What liberals ignore is that there is good quantitative evidence that more policing can reduce crime. They argue that the police don’t actually prevent crime, they just punish people after the fact. But in 2009, President Obama’s stimulus package offered a billion dollars in grants to struggling American cities, to fund the police; cities qualifying for the grant increased policing by 3.2% and experienced a 3.5% decline in crime.
And there’s another inconvenient truth that liberals ignore: the evidence suggests that fewer cops may mean more police misconduct, because the remaining officers must work longer and more stressful hours. Working a 13-hour, rather than 10-hour, shift means cops are far more likely to experience public complaints against them, while back-to-back shifts quadruple the likelihood.

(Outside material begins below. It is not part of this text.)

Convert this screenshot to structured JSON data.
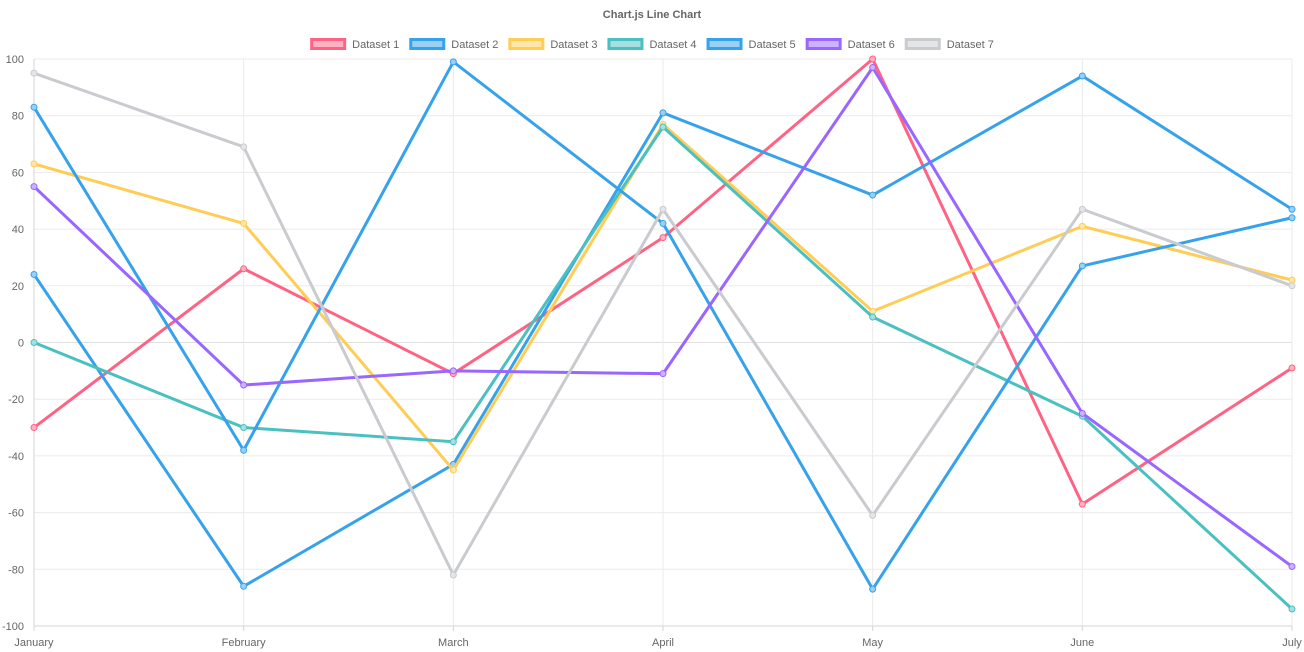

Still, progressives are busy gaslighting the public about their efforts to defund the police. A progressive columnist for the San Francisco Chronicle recently wrote, “while there is continuing debate about what is driving the violent crime increases … we know for a fact that defund had nothing to do with it. Because defund never actually happened.” This is patently untrue. After the Black Lives Matter protests, more than 20 big cities reduced police budgets by at least $870 million. The LAPD’s budget was slashed by $150 million in July, for instance. It’s just that homicides rose so quickly that most cities reversed their defunding budgets. “From New York City to Los Angeles,” noted the Associated Press at the end of last month, “in cities that had some of the largest Black Lives Matter protests … police departments are seeing their finances partially restored in response to rising homicides, an officer exodus, and political pressures.”
Hence the Oceania-style pivot this year, as a form of triage with the midterms looming large:
● Frisco mayor: By golly, what this city needs is “aggressive” policing instead of “bull****.”
● Councilwoman wants to offer $50K for officers to work in Oakland.
● Spike of Homicides Causes Oakland Mayor to Reverse Course on Diverting Funds From Police.